The numbers of assigned documents stated above (25k, 10k, 5k, 1k and 100) is modified depending on the parameter m. All values smaller than m are removed from the list, and m is appended. To avoid uninformative Wikipedia texts such as "Emotionalism may refer to:", we also discard subjects whose description says "Wikimedia disambiguation page" or "Wikimedia glossary list article". The description from a subject comes from the corresponding Wikidata link, through which we later extract the Wikipedia link.
The class SubjectRetriever
can be used as follows:
retriever = SubjectRetriever()
retriever.retrieve()
retriever.dump_subjects('dump_file.json')
Some applications may require the OpenAlex subjects as a SKOS. We provide a function that transforms the JSON file with the subjects to a SKOS in Turtle format in openalex4ml.subjects.skos
.
Once you have chosen a set of subjects, you can create a training dataset with the function openalex4ml.docs.get.dump_docs
, which retrieves n documents for each of the subjects. The title and abstract of each document are optionally processed and filtered, before being stored along with all its assigned subjects. We only consider journal articles.
Abstracts are offered by OpenAlex as inverted indices, so they are constructed before processing. The processing consists of lower-casing all words, and lemmatizing them with the en_core_web_sm
tokenizer from SpaCy, which is assisted by the POS tags computed by Flair's upos-fast
SequenceTagger. The filtering step removes words that are either in SpaCy's stopword list or have less than three letters.
The subject assignments of the retrieved documents sometimes don't obey the hierarchy. This happens when a document is assigned a subject but not its ancestors in the subject hierarchy. We provide a function that fixes these violations: openalex4ml.docs.correct.fix_violations
. Given the folder where the documents are stored, the file with the subjects and a dump folder, it iterates over the documents, adding the ancestors of the assigned subjects if they are not present in the list, as defined in the file with the subjects. It then stores the documents with the correct assignments in the given dump folder.
We provide a function (openalex4ml.docs.vectorize.dump_vecs
) to vectorize the data with pre-trained fasttext vectors. We have used the file called "wiki-news-300d-1M-subword.vec.zip", but you can use any other file in this page.
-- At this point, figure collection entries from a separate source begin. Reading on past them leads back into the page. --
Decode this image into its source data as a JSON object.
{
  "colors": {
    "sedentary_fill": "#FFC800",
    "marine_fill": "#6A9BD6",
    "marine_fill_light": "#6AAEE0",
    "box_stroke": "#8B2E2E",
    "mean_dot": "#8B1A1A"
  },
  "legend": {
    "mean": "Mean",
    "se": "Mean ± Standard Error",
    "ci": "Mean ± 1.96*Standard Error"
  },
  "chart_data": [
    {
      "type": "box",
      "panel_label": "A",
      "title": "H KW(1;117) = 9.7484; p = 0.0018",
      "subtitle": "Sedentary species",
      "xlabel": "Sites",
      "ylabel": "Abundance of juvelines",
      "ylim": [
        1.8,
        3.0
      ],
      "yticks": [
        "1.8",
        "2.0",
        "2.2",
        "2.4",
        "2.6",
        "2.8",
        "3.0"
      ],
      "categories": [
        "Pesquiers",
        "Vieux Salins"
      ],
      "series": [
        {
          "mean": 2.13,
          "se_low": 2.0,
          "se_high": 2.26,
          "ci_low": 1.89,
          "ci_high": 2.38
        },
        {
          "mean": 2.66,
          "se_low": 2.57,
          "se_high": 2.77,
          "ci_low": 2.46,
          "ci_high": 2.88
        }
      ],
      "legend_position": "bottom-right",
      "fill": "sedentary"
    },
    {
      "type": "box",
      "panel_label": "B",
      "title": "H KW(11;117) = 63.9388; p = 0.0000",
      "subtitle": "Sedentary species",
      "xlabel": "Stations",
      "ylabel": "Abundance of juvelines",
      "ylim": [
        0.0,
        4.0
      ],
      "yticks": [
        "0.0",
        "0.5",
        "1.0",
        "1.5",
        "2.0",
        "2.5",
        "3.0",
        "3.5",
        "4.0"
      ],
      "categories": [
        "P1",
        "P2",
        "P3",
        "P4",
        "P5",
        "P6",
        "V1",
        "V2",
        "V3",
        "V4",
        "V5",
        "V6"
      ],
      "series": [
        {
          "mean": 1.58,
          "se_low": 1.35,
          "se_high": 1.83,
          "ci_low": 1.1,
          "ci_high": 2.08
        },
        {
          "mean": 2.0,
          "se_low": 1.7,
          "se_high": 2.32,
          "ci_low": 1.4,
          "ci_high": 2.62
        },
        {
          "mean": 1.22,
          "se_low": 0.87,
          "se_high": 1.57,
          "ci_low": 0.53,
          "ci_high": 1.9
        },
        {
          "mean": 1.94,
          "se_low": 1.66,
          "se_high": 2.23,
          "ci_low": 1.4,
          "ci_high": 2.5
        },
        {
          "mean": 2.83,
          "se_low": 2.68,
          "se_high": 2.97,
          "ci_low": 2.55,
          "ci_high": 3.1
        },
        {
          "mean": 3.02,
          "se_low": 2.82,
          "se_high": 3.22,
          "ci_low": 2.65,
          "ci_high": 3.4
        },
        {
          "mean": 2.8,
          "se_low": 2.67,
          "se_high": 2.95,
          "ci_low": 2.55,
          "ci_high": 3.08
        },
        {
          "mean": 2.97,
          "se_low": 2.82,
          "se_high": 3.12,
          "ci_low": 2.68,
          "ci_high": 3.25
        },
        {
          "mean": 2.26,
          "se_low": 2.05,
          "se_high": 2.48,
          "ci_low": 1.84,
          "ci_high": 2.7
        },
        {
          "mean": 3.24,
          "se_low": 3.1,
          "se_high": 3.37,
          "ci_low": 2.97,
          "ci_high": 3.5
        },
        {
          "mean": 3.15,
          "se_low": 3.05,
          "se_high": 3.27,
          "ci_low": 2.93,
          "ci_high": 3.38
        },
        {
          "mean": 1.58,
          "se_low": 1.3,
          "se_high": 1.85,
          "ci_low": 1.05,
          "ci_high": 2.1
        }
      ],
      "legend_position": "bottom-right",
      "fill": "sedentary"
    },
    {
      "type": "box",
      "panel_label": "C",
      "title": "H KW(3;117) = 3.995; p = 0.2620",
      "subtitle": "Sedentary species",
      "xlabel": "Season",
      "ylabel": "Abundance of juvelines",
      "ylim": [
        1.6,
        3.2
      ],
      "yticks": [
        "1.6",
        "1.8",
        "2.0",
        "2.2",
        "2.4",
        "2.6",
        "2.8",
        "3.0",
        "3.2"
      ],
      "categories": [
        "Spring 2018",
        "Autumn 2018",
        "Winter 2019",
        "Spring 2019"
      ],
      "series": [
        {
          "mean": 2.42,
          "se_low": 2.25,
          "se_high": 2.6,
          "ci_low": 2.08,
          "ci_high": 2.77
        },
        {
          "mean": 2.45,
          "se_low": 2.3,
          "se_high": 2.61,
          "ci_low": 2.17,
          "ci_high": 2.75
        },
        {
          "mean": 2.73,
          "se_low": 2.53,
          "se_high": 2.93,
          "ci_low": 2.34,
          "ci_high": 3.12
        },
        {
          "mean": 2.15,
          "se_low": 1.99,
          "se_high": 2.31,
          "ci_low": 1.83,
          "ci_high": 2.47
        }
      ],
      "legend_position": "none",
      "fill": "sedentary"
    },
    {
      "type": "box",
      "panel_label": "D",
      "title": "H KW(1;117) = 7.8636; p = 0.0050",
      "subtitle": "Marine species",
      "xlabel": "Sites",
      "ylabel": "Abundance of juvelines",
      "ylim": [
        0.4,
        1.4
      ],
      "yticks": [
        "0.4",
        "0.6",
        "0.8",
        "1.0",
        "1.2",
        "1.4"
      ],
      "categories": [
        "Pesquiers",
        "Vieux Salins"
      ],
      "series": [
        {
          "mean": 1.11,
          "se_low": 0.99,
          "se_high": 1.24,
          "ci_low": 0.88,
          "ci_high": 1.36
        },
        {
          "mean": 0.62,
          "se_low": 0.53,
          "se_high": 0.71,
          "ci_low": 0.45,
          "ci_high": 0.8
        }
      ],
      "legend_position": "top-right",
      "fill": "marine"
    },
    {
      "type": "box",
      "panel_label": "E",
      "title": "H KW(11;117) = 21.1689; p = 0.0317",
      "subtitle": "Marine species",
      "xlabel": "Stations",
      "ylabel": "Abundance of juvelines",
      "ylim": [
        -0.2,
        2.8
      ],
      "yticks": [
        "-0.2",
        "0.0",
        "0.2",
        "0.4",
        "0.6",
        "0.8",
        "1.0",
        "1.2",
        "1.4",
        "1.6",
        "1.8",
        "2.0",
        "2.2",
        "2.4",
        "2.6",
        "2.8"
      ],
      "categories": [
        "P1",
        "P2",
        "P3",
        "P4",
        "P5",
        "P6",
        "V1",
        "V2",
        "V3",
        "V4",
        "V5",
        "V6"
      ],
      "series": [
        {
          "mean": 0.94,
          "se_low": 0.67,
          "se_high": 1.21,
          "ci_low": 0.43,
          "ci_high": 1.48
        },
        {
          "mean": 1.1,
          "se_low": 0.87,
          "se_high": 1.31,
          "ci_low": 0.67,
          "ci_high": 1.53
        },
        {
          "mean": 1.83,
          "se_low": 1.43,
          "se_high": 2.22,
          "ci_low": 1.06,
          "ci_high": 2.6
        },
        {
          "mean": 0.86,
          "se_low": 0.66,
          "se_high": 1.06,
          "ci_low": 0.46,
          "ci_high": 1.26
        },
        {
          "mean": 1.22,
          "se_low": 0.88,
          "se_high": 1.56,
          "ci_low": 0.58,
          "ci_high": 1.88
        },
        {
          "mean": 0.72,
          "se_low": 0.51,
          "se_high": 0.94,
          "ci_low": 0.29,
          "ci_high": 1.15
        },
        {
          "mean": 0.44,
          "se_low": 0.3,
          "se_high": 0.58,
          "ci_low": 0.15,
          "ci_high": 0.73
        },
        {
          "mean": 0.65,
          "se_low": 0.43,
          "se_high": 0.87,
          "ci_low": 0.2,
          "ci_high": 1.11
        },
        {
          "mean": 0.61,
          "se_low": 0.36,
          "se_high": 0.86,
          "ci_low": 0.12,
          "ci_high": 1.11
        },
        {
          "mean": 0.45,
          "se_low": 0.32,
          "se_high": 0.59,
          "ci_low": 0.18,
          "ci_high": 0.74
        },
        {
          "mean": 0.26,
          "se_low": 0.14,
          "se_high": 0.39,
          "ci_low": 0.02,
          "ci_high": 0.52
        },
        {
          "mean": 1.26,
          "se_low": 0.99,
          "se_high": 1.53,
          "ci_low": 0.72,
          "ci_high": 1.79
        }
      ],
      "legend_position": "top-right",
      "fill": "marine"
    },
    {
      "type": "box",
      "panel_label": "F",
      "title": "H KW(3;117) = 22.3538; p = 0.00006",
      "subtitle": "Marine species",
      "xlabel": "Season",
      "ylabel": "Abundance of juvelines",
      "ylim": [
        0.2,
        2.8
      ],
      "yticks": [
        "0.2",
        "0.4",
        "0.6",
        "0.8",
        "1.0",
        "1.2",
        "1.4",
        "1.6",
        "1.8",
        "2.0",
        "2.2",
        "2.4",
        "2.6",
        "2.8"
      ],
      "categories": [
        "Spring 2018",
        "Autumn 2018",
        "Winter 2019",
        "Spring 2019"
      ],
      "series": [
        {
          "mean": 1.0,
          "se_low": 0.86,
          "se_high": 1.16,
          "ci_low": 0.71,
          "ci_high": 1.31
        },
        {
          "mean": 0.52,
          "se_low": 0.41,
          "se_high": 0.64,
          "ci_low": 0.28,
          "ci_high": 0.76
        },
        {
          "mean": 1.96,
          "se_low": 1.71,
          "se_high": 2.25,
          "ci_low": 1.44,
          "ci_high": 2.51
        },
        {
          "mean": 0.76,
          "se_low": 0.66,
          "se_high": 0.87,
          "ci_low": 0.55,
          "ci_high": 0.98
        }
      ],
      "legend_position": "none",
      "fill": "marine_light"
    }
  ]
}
Files from another source can also be used, if they provide the vectors in the same format as fasttext. The format is shown in the fasttext website. Remember to unzip the file before feeding it to the vectorizing function.
We also provide a function to split the data into training and test sets: openalex4ml.docs.split.split_data
. This function splits the data given the folder where the vector files are stored, a folder where to dump the split data, and a percentage of documents that should be used for testing. The documents are stored by the subject used to retrieve them, so the splitting occurs evenly across subjects. This means that we split the documents retrieved for each subject independently.
The training files are named with a number, whereas the test file is named test.json
. Each file contains a list of documents, where each document is represented by a dictionary with the keys data
and subjects
, which map to the vector representations of the texts and the assigned subjects, respectively.
The dataset that results from performing all the above steps can be used to train a PyTorch model with the class openalex4ml.docs.load.Dataset
. It iterates over the files and returns tuples of the vector representations of documents and its assigned subjects. The subjects are an array with ones for assigned subjects and zeros elsewhere. Both arrays are returned as tensors. The data contained in each file can be optionally shuffled.
This class is a child of PyTorch's IterableDataset
, and can therefore be fed to the DataLoader class, as shown here.
The file openalex4ml.docs.count
contains three functions that can be used to analyse the extracted documents. They compute the following statistics:
- Number of documents extracted per subject.
- Number of assignments of each subject.
- Number of subjects assigned to each document.
We have used this code to create a training dataset that comprises 2,157 subjects and 214,538 documents. The list of subjects includes up to 200 descendants of each of the 19 fields. We retrieved up to 100 documents per subject, which was possible for all subjects except for 17. Given that we avoid duplicates, many of these subjects were already present in the list of retrieved subjects for other documents. Only for two of these subjects we could not find any documents: "Algorithm design" and "Premise". This may be because we only consider journal articles, and discard documents of any other kind.
In total, there are 1,890,080 subject assignments. 821,273 of these assignments were added to fix hierarchy violations. The field that has benefited the most from fixing the hierarchy violations is "Engineering", which went from being the field with the least assignments (2,565), to having over 60,000 assignments. All fields have more than 20,000 assignments after the corrections, whereas before there were several with less than 5,000 assignments. You can find the resulting subjects and documents in the data.zip
file.